Taraf gazetesi yazarı Mehmet Baransu'nun 2004 yılı Milli Güvenlik Kurulu Belgelerini yayınlamasının ardından yaşanan polemik, Türkiye'de gazetecilerin işlerinin ne kadar zor olduğunu bir kez daha ortaya koydu...

Eline geçen belgelerle gündemi sarsan gazeteci Mehmet Baransu ihanetle suçlanıyor. Bu suçlamayı yapan ise bu ülkenin Başbakanı...

Taraf gazetesinde yayınlanan belgenin ardından açıklama yapan AKP Genel Başkan Yardımcısı Hüseyin Çelik, "Bu belgeleri sızdırmak ve yayınlamak suçtur" demişti.

Ne kadar güzel... Hüseyin Çelik 'böyle bir belge yok' diyemedi. Doğal olarak belgelerin doğruluğunu itiraf etmiş oldu.

Peki bu belgeler doğru ise, Baransu'nun suçu ne?
Suçu, bir gazeteci olarak elde ettiği belgeleri yayınlayıp halkı bilinçlendirmek mi?

Bir gazeteci için bundan daha güzel ne olabilir.

Burada sorgulanması gereken belgelerin neden yayınlandığı değil, belgelerin doğru olup olmadığıdır.  Bu belgelerin doğruluğunu kabulleneceksiniz ve neden yayınlandı diyeceksiniz.

Bugün Baransu, gazetecilik dalında ödül alacak bir iş yapmıştır.

Tüm mesleki STK'ların Mehmet Baransuya sahip çıkması gerekir.

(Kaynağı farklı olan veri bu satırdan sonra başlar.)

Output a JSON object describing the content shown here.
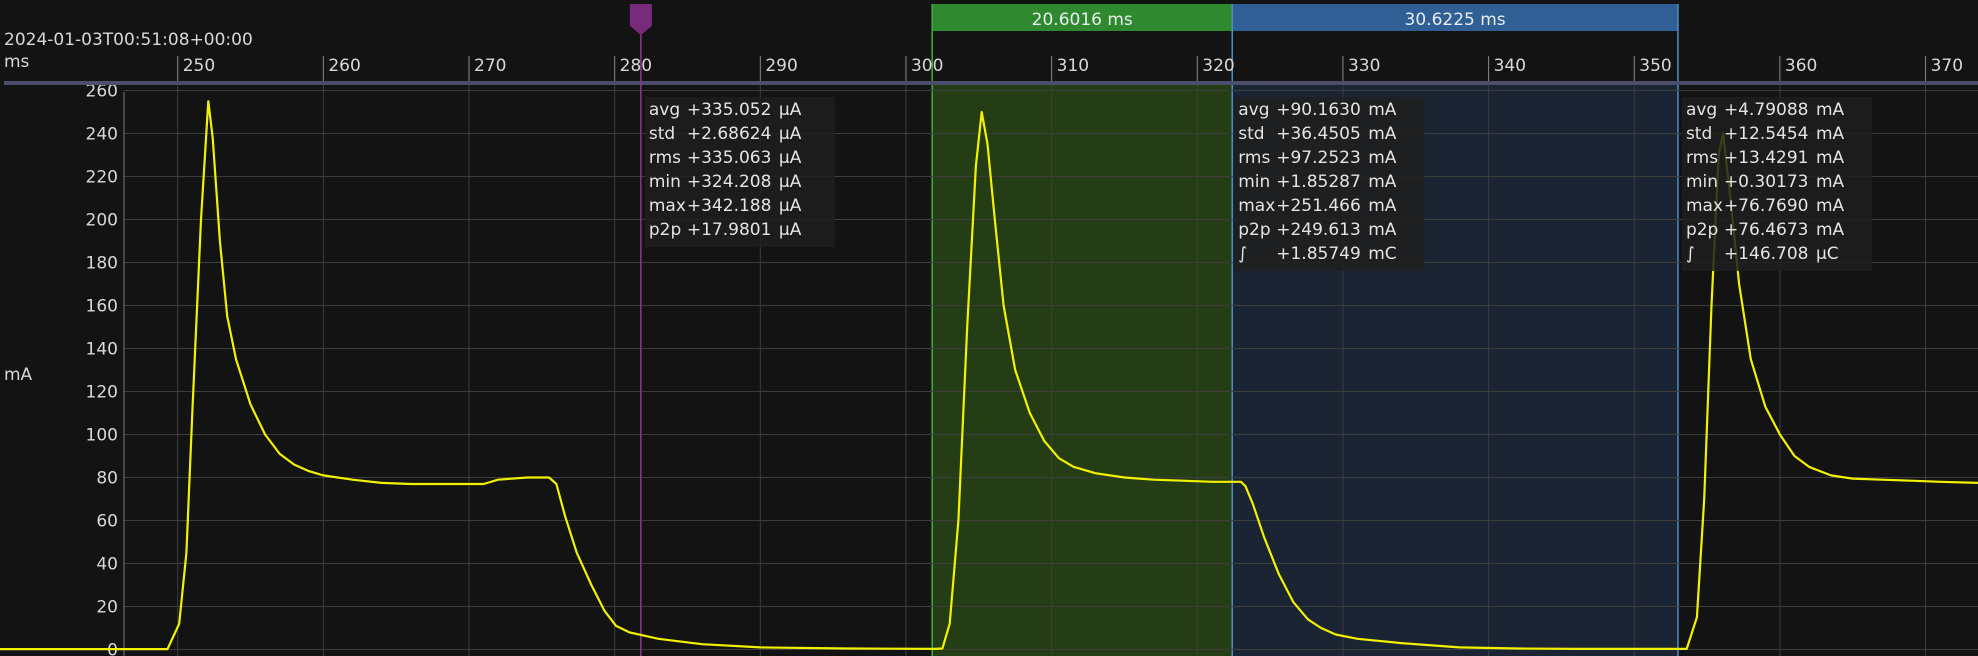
{
  "header": {
    "timestamp": "2024-01-03T00:51:08+00:00",
    "x_unit": "ms",
    "y_unit": "mA"
  },
  "colors": {
    "background": "#131313",
    "trace": "#f2f200",
    "grid": "#3d3d3d",
    "axis_band": "#4b4f6b",
    "marker": "#7a2a7a",
    "region1_fill": "#243d14",
    "region1_header": "#2f8a2f",
    "region2_fill": "#1a2433",
    "region2_header": "#2f5f94",
    "stats_bg": "#1f1f1f"
  },
  "chart_data": {
    "type": "line",
    "title": "",
    "xlabel": "ms",
    "ylabel": "mA",
    "xlim": [
      237.8,
      373.6
    ],
    "ylim": [
      -3,
      263
    ],
    "x_ticks": [
      250,
      260,
      270,
      280,
      290,
      300,
      310,
      320,
      330,
      340,
      350,
      360,
      370
    ],
    "y_ticks": [
      0,
      20,
      40,
      60,
      80,
      100,
      120,
      140,
      160,
      180,
      200,
      220,
      240,
      260
    ],
    "grid": true,
    "series": [
      {
        "points": [
          [
            237.8,
            0.2
          ],
          [
            249.3,
            0.2
          ],
          [
            250.1,
            12
          ],
          [
            250.6,
            45
          ],
          [
            251.0,
            110
          ],
          [
            251.6,
            200
          ],
          [
            252.1,
            255
          ],
          [
            252.4,
            238
          ],
          [
            252.9,
            190
          ],
          [
            253.4,
            155
          ],
          [
            254.0,
            135
          ],
          [
            255.0,
            114
          ],
          [
            256.0,
            100
          ],
          [
            257.0,
            91
          ],
          [
            258.0,
            86
          ],
          [
            259.0,
            83
          ],
          [
            260.0,
            81
          ],
          [
            262.0,
            79
          ],
          [
            264.0,
            77.5
          ],
          [
            266.0,
            77
          ],
          [
            268.0,
            77
          ],
          [
            270.0,
            77
          ],
          [
            271.0,
            77
          ],
          [
            272.0,
            79
          ],
          [
            274.0,
            80
          ],
          [
            275.5,
            80
          ],
          [
            276.0,
            77
          ],
          [
            276.6,
            62
          ],
          [
            277.4,
            45
          ],
          [
            278.4,
            30
          ],
          [
            279.3,
            18
          ],
          [
            280.1,
            11
          ],
          [
            281.0,
            8
          ],
          [
            283.0,
            5
          ],
          [
            286.0,
            2.5
          ],
          [
            290.0,
            1
          ],
          [
            296.0,
            0.5
          ],
          [
            302.0,
            0.3
          ],
          [
            302.5,
            0.5
          ],
          [
            303.0,
            12
          ],
          [
            303.6,
            60
          ],
          [
            304.2,
            150
          ],
          [
            304.8,
            225
          ],
          [
            305.2,
            250
          ],
          [
            305.6,
            235
          ],
          [
            306.1,
            200
          ],
          [
            306.7,
            160
          ],
          [
            307.5,
            130
          ],
          [
            308.5,
            110
          ],
          [
            309.5,
            97
          ],
          [
            310.5,
            89
          ],
          [
            311.5,
            85
          ],
          [
            313.0,
            82
          ],
          [
            315.0,
            80
          ],
          [
            317.0,
            79
          ],
          [
            319.0,
            78.5
          ],
          [
            321.0,
            78
          ],
          [
            323.0,
            78
          ],
          [
            323.3,
            76
          ],
          [
            323.8,
            68
          ],
          [
            324.6,
            52
          ],
          [
            325.6,
            35
          ],
          [
            326.6,
            22
          ],
          [
            327.6,
            14
          ],
          [
            328.5,
            10
          ],
          [
            329.5,
            7
          ],
          [
            331.0,
            5
          ],
          [
            334.0,
            3
          ],
          [
            338.0,
            1
          ],
          [
            342.0,
            0.5
          ],
          [
            346.0,
            0.3
          ],
          [
            353.6,
            0.3
          ],
          [
            354.3,
            15
          ],
          [
            354.8,
            70
          ],
          [
            355.3,
            160
          ],
          [
            355.8,
            230
          ],
          [
            356.1,
            240
          ],
          [
            356.6,
            210
          ],
          [
            357.2,
            170
          ],
          [
            358.0,
            135
          ],
          [
            359.0,
            113
          ],
          [
            360.0,
            100
          ],
          [
            361.0,
            90
          ],
          [
            362.0,
            85
          ],
          [
            363.5,
            81
          ],
          [
            365.0,
            79.5
          ],
          [
            367.0,
            79
          ],
          [
            369.0,
            78.5
          ],
          [
            371.0,
            78
          ],
          [
            373.6,
            77.5
          ]
        ]
      }
    ],
    "marker": {
      "x": 281.8,
      "stats": [
        {
          "label": "avg",
          "value": "+335.052",
          "unit": "µA"
        },
        {
          "label": "std",
          "value": "+2.68624",
          "unit": "µA"
        },
        {
          "label": "rms",
          "value": "+335.063",
          "unit": "µA"
        },
        {
          "label": "min",
          "value": "+324.208",
          "unit": "µA"
        },
        {
          "label": "max",
          "value": "+342.188",
          "unit": "µA"
        },
        {
          "label": "p2p",
          "value": "+17.9801",
          "unit": "µA"
        }
      ]
    },
    "regions": [
      {
        "start": 301.8,
        "end": 322.4,
        "label": "20.6016 ms",
        "color": "green",
        "stats": []
      },
      {
        "start": 322.4,
        "end": 353.0,
        "label": "30.6225 ms",
        "color": "blue",
        "stats": [
          {
            "label": "avg",
            "value": "+90.1630",
            "unit": "mA"
          },
          {
            "label": "std",
            "value": "+36.4505",
            "unit": "mA"
          },
          {
            "label": "rms",
            "value": "+97.2523",
            "unit": "mA"
          },
          {
            "label": "min",
            "value": "+1.85287",
            "unit": "mA"
          },
          {
            "label": "max",
            "value": "+251.466",
            "unit": "mA"
          },
          {
            "label": "p2p",
            "value": "+249.613",
            "unit": "mA"
          },
          {
            "label": "∫",
            "value": "+1.85749",
            "unit": "mC"
          }
        ]
      }
    ],
    "right_stats": [
      {
        "label": "avg",
        "value": "+4.79088",
        "unit": "mA"
      },
      {
        "label": "std",
        "value": "+12.5454",
        "unit": "mA"
      },
      {
        "label": "rms",
        "value": "+13.4291",
        "unit": "mA"
      },
      {
        "label": "min",
        "value": "+0.30173",
        "unit": "mA"
      },
      {
        "label": "max",
        "value": "+76.7690",
        "unit": "mA"
      },
      {
        "label": "p2p",
        "value": "+76.4673",
        "unit": "mA"
      },
      {
        "label": "∫",
        "value": "+146.708",
        "unit": "µC"
      }
    ]
  }
}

Eline geçirdiği belgeleri haber yapmaktan öte ne vardır ki bir gazeteci için.

Ama doğruyu yazmanın bedeli çok ağır Türkiye'de...
Heleki yazdığında iktidar ve yandaşlarını eleştiren, onlar ile ilgili bir belge ve bilgi varsa durumun daha da vahim...

Baransu, bu konuda iyi bir örnek...

Balyoz davası ile ilgili belgeleri de valizlerle mahkemeye taşıyan Baransu değil miydi?

Bu gün Baransu'yu ihanetle suçlayanlar o gün alkışlamışlardı.

Hani demişlerya bu dünya etme bulma dünyasıdır.

O gün askerin 'Kozmik Oda'sına girilip alınan herşey ifşa edilirken, 'Devlet sırrı' yoktu, o gün yine MGK kararlarına dayanarak yapılan askeri planları yayınlamak yine devlet sırrı değildi de şimdi yapılan fişlemeler mi devlet sırrı oluyor.

Bir gazetecinin belge sızdırıp haber yapmasından doğal ne olabilir.
Siz belgeleri kim sızdırdı ona bakın.

Askeri operasyonlarda birlikte hareket eden Cemaatle hükümet neden bugün ters düştü.